If you think of elements in a local Artin $k$-algebra $R$ as, say functions on the origin of $k^n$ which remember some (finite amount of) higher order information in the various $n$ directions, then a small extension $R'$ of $R$ is just another such ring with functions that remember "at most one order higher".
For example, let $R = k[x,y]/((x,y)^2)$ and consider the small extension $R' = k[x,y]/((x,y)^3)$. The elements of $R$ are functions which remember up to 1st order in the directions $x,y$. The elements of $R'$ are what we get if we take functions from $R$ and stick on some 2nd order terms in the $x,y$.
You can also just extend only in one direction. For example, $R'' = k[x,y]/(x^3,xy,y^2)$ is also a small extension of $R$, but the only 2nd order term we added was $x^2$, not $xy$ nor $y^2$.
However, if you take $A = k[x]/(x^2)$ and $A'' = k[x]/(x^4)$, then this is not a small extension because we went two orders up, from 1st order to 3rd order.
Generally, I interpret a small extension as one that only thickens our fat point by an order of at most 1 in each direction.

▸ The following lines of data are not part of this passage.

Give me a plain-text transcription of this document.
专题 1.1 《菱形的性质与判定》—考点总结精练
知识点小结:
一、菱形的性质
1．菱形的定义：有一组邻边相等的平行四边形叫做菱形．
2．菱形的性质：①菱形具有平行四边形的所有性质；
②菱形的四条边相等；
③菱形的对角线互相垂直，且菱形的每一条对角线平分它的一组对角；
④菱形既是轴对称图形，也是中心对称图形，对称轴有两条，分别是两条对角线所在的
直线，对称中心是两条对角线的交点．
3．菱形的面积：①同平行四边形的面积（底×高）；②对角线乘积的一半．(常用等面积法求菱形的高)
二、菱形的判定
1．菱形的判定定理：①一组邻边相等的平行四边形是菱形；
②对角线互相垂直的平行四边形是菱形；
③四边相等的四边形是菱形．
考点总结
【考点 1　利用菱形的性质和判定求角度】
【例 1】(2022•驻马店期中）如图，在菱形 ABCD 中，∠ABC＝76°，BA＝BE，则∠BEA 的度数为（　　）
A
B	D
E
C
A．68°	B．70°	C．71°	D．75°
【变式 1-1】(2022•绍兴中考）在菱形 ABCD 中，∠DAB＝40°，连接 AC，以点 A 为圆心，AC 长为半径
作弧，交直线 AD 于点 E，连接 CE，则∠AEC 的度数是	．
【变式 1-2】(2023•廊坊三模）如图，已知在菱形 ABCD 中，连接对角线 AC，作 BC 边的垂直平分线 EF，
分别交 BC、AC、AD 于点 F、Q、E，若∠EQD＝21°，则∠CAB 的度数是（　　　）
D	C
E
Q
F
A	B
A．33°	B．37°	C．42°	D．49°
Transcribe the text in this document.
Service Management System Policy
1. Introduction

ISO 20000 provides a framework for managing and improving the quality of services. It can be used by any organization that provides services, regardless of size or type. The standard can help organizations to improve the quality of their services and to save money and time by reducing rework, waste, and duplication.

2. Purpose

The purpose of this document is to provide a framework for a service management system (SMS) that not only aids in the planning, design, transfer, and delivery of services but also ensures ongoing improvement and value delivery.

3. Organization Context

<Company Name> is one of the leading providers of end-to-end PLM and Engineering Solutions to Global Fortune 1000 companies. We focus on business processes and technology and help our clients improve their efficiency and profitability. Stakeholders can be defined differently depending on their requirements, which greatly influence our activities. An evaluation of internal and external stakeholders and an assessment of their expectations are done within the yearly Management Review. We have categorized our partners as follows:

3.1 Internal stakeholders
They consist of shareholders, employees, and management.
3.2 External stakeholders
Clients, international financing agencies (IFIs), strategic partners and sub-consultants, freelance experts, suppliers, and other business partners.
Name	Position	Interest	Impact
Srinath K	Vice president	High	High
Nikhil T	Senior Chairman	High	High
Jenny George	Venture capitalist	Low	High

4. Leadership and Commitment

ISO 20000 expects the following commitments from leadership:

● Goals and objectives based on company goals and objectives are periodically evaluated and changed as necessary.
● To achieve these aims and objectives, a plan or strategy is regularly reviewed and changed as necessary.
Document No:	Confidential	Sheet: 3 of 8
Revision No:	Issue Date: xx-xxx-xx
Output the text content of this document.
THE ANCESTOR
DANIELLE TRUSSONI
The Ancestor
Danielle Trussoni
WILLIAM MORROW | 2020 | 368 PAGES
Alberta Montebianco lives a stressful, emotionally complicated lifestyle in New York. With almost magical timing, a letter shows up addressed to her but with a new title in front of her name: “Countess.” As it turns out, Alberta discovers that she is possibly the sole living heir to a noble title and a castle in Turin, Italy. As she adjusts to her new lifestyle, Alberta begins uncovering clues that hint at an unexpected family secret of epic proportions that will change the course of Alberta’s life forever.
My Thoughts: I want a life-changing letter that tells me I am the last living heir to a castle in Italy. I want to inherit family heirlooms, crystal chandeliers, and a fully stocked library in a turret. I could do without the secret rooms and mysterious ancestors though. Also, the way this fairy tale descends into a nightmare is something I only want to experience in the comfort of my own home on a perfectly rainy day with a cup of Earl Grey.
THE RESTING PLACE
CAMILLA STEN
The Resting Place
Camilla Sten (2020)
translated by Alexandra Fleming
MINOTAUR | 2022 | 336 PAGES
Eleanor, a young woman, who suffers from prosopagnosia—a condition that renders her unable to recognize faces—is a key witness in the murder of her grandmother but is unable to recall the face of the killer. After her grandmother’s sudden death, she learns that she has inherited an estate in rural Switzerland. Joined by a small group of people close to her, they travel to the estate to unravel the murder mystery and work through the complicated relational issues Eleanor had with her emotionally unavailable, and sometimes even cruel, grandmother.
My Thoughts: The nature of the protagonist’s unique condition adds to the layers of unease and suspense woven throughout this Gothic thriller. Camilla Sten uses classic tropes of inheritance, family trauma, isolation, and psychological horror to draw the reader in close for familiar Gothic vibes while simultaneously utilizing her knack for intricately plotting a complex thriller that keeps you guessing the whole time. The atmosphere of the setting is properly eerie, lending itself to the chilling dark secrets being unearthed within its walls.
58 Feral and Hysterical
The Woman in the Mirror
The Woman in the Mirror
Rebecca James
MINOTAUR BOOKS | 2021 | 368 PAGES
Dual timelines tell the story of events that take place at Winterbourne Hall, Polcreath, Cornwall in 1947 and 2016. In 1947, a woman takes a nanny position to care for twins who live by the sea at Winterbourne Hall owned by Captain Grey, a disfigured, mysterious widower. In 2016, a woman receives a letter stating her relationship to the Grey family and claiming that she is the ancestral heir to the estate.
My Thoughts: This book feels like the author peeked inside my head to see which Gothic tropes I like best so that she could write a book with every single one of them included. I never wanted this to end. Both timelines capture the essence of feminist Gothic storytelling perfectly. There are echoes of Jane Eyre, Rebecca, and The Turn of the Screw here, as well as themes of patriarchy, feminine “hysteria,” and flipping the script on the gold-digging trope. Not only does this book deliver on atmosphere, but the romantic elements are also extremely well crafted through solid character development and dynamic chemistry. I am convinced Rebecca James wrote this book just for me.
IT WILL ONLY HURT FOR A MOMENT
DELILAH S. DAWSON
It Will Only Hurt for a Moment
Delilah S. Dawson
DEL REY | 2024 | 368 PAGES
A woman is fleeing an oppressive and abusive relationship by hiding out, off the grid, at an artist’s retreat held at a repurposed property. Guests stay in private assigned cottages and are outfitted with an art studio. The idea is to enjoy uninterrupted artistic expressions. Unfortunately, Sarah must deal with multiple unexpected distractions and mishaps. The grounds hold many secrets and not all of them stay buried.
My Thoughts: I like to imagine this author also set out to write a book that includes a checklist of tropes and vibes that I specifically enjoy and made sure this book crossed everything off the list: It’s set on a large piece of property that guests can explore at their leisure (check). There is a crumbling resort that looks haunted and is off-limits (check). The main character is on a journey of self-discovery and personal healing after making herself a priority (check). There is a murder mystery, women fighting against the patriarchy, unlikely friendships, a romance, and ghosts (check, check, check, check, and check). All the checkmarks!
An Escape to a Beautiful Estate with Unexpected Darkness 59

Things go a little funny are more complicated if you add a new direction. If you take $R = k[x,y]/((x,y)^2)$ as before, and consider $R[z]/(z^2)$, then this is not a small extension because of the cross terms $xz$ and $yz$. However, if you get rid of them, then $R[z]/(z^2,xz,yz)$ is a small extension of $R$.
I guess you
You could say that adding a new direction involves making two small extensions. The first one adds the new variable with no cross terms, and the second adds the cross terms. For instance, let $R = k[x]/(x^2)$, $R' = R[y]/(xy,y^2)$, and $R'' = R[y]/(y^2)$.